Economic Enery-Ratio Inversion Cascade - bad
Biospheric Enery-Ratio Inversion Cascade - worse

inversion-cascade does exactly what its supposed to do,
mess things up, make things lose structure and cohesion

lower net energy ratios for the functionality
of all organic and synthetic systems and living things
- nice, hot, no fuel, no electric, no food, no ice,
just go away and die

worthless negative net energy-ratio human systems - shame

two simultaneous inversion cascades combined in synergy
- happiness-inversion, nasty rotten dead things,
some humans will survive the economic collapse,
however, the biospheric destabilisation
may not be prevented, even at 100% reduction
of greenhouse emmision it may be too late
for natural equilibrium. and so, without human energy...

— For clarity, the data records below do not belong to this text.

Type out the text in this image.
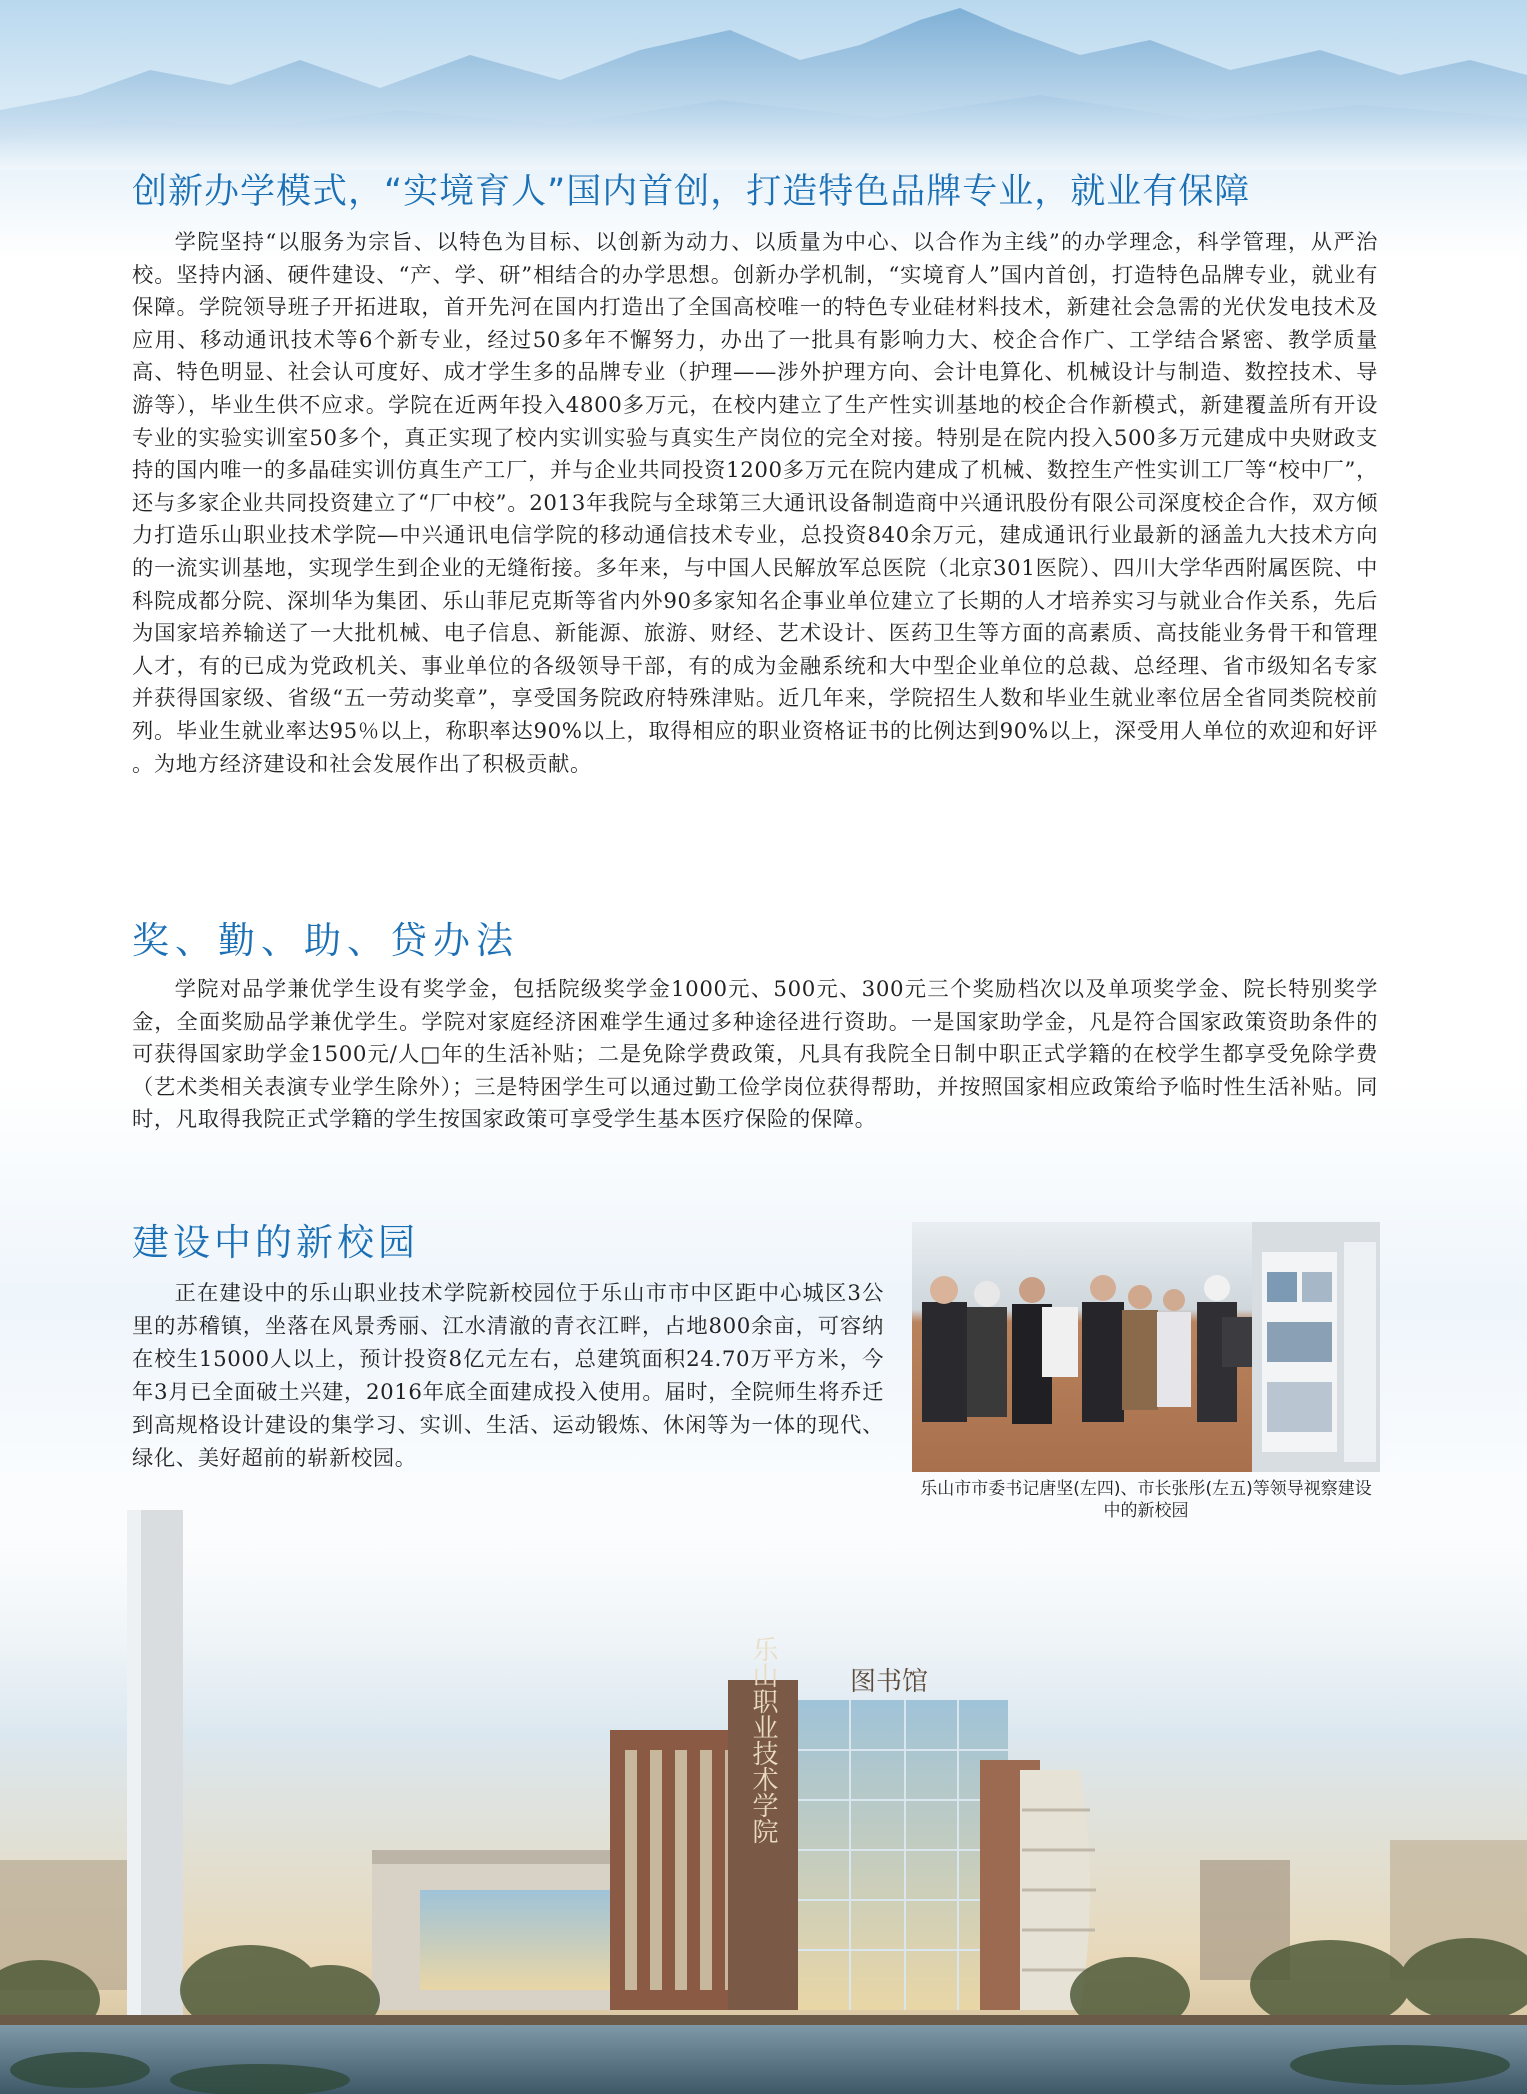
乐山职业技术学院	图书馆
创新办学模式，“实境育人”国内首创，打造特色品牌专业，就业有保障

学院坚持“以服务为宗旨、以特色为目标、以创新为动力、以质量为中心、以合作为主线”的办学理念，科学管理，从严治校。坚持内涵、硬件建设、“产、学、研”相结合的办学思想。创新办学机制，“实境育人”国内首创，打造特色品牌专业，就业有保障。学院领导班子开拓进取，首开先河在国内打造出了全国高校唯一的特色专业硅材料技术，新建社会急需的光伏发电技术及应用、移动通讯技术等6个新专业，经过50多年不懈努力，办出了一批具有影响力大、校企合作广、工学结合紧密、教学质量高、特色明显、社会认可度好、成才学生多的品牌专业（护理——涉外护理方向、会计电算化、机械设计与制造、数控技术、导游等），毕业生供不应求。学院在近两年投入4800多万元，在校内建立了生产性实训基地的校企合作新模式，新建覆盖所有开设专业的实验实训室50多个，真正实现了校内实训实验与真实生产岗位的完全对接。特别是在院内投入500多万元建成中央财政支持的国内唯一的多晶硅实训仿真生产工厂，并与企业共同投资1200多万元在院内建成了机械、数控生产性实训工厂等“校中厂”，还与多家企业共同投资建立了“厂中校”。2013年我院与全球第三大通讯设备制造商中兴通讯股份有限公司深度校企合作，双方倾力打造乐山职业技术学院—中兴通讯电信学院的移动通信技术专业，总投资840余万元，建成通讯行业最新的涵盖九大技术方向的一流实训基地，实现学生到企业的无缝衔接。多年来，与中国人民解放军总医院（北京301医院）、四川大学华西附属医院、中科院成都分院、深圳华为集团、乐山菲尼克斯等省内外90多家知名企事业单位建立了长期的人才培养实习与就业合作关系，先后为国家培养输送了一大批机械、电子信息、新能源、旅游、财经、艺术设计、医药卫生等方面的高素质、高技能业务骨干和管理人才，有的已成为党政机关、事业单位的各级领导干部，有的成为金融系统和大中型企业单位的总裁、总经理、省市级知名专家并获得国家级、省级“五一劳动奖章”，享受国务院政府特殊津贴。近几年来，学院招生人数和毕业生就业率位居全省同类院校前列。毕业生就业率达95％以上，称职率达90%以上，取得相应的职业资格证书的比例达到90%以上，深受用人单位的欢迎和好评 。为地方经济建设和社会发展作出了积极贡献。

奖、勤、助、贷办法

学院对品学兼优学生设有奖学金，包括院级奖学金1000元、500元、300元三个奖励档次以及单项奖学金、院长特别奖学金，全面奖励品学兼优学生。学院对家庭经济困难学生通过多种途径进行资助。一是国家助学金，凡是符合国家政策资助条件的可获得国家助学金1500元/人□年的生活补贴；二是免除学费政策，凡具有我院全日制中职正式学籍的在校学生都享受免除学费（艺术类相关表演专业学生除外）；三是特困学生可以通过勤工俭学岗位获得帮助，并按照国家相应政策给予临时性生活补贴。同时，凡取得我院正式学籍的学生按国家政策可享受学生基本医疗保险的保障。

建设中的新校园

正在建设中的乐山职业技术学院新校园位于乐山市市中区距中心城区3公里的苏稽镇，坐落在风景秀丽、江水清澈的青衣江畔，占地800余亩，可容纳在校生15000人以上，预计投资8亿元左右，总建筑面积24.70万平方米，今年3月已全面破土兴建，2016年底全面建成投入使用。届时，全院师生将乔迁到高规格设计建设的集学习、实训、生活、运动锻炼、休闲等为一体的现代、绿化、美好超前的崭新校园。

乐山市市委书记唐坚(左四)、市长张彤(左五)等领导视察建设中的新校园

the economic enery-ratio inversion cascade
- fluid/electric collapse, transient pulse cannibalism
oil, gas, coal, uranium, foton snares, wind/hydro traps,
kinetic resources, tidal, any other thorium/fusion stuff,
the construction of all alternatives require resources,
dubbleplus dangerously connected with EROI
for existing energy and resource availability

if oil gets to 160 a barrel or closer to 200
before half the required alter-energy work is completed
everything will just fall apart in a few short years

free market systems cannot function logically
in such a cascade, as most profit margins will evaporate,
thus capitalism would be an inferior broken system,
when the markets freeze up, and they surely must,
someone should formulate a communist-style energy-plan
for transportation, logistics concerning food,
electricity and industrial capacity for building
if oil and gas prices reach critical feedback
levels before reconstruction of vital infrastructure
has been completed, all forms of energy and resources
will become somewhat more expensive,
including every viable form of energy alternative,
then industrial societies will collapse in cascading fun.

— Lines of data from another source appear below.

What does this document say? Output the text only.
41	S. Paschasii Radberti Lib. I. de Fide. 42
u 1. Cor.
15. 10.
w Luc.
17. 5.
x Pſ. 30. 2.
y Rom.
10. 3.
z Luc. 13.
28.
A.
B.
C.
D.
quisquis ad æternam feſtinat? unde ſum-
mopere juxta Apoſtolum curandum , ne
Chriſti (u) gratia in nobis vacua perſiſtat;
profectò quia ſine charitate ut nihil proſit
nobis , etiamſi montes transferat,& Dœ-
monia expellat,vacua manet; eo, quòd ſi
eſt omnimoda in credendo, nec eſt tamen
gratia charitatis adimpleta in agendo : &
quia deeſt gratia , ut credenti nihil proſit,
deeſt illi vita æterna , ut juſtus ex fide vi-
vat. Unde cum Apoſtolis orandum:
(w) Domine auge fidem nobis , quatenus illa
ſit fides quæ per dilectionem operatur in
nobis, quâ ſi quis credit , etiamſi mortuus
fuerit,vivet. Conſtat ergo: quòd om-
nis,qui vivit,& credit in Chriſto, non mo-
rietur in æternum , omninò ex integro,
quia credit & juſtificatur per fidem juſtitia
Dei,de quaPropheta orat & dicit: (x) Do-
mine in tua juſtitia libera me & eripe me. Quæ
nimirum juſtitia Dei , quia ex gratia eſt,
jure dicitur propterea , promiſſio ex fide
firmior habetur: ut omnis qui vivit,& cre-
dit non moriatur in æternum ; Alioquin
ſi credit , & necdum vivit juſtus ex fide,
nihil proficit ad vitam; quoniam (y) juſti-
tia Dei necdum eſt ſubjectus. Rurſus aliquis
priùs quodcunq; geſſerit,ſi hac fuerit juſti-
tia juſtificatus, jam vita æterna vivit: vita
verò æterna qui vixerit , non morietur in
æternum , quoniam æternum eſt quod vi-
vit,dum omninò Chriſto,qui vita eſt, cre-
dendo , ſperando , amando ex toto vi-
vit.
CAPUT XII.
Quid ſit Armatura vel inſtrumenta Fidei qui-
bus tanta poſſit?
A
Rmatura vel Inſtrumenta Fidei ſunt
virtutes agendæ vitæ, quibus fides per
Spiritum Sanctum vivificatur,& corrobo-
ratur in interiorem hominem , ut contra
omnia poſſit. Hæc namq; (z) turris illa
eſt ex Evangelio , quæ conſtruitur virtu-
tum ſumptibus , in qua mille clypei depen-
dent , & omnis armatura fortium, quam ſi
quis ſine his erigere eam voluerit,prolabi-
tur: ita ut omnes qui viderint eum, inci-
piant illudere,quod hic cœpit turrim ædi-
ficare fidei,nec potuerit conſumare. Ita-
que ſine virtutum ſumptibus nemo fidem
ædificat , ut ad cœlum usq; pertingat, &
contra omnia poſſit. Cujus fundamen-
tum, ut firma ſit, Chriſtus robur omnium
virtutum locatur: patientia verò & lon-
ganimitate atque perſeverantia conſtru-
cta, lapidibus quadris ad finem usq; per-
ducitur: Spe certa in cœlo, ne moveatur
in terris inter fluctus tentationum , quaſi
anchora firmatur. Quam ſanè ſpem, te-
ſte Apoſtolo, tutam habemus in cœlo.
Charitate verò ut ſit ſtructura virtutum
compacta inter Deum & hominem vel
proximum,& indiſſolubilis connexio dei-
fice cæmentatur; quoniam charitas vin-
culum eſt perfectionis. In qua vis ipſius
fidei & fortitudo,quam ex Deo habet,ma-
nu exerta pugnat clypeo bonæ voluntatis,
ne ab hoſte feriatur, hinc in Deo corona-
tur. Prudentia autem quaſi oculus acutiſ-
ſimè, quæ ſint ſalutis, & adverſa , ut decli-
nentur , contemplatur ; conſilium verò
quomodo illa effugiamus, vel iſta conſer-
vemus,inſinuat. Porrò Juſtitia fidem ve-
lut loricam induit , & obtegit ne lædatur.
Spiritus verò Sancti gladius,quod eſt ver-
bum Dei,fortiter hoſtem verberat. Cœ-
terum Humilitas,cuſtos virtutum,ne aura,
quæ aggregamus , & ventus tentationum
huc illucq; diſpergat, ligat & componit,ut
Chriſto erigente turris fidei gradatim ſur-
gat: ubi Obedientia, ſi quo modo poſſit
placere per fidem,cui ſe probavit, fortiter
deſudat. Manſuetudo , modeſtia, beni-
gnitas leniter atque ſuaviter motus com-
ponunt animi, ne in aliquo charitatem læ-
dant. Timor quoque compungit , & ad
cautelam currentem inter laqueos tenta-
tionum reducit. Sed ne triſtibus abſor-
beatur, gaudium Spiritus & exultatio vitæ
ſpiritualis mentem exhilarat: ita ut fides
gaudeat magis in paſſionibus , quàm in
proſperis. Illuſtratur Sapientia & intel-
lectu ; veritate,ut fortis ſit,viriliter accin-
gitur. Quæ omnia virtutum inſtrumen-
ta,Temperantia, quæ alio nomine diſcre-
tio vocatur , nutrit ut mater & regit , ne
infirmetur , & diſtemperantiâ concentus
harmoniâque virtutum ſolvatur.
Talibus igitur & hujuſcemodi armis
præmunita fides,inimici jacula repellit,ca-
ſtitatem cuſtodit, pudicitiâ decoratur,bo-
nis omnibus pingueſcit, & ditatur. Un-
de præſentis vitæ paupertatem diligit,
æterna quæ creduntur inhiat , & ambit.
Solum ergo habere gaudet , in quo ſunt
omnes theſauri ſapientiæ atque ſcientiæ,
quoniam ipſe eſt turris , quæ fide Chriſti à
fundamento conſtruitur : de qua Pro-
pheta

climate "change" - net EROI ratio for bio-functioning
of many organisms will inevitably drop below critical
levels, temperature gradients, pollution,
habitat-destruction, such symmetry.

the biospheric enery-ratio inversion cascade

- the 6th extinction, proceeding as it rightly should

- possibly maybe lower atmospheric O2 levels in 100 years

atmospheric O2 levels are probably dropping right now,
but maybe only a few ppm a decade for now.

atmospheric O2 levels could begin to rapidly deplete
within 80 years, if the oceans get hit too hard,
terminal O2 decline resulting in uninhabitable atmosphere
in 2200 - 2600 land-animals that havent starved by then
will suffocate at drop from 20,95% O2 to 19% - 18%
effect will be irreversible, due to massive lack
of available energy for required geo-engineering

now maybe 2 or 4 years left for real action
to prevent greater depression, regardless of CO2 levels,
vital infrastructure must be maintained at all costs,
screw the biosphere, what has it done for us lately?
- economic inversion cascade
after that we're mostly screwed due to powerful synergy
of energy crisis and continued biosphere destabilisation

There are some things that might help. Advances in enhanced oil recovery may slow the decline in oil production. a way be discovered to exploit methane hydrates, which would solve all the energy problems.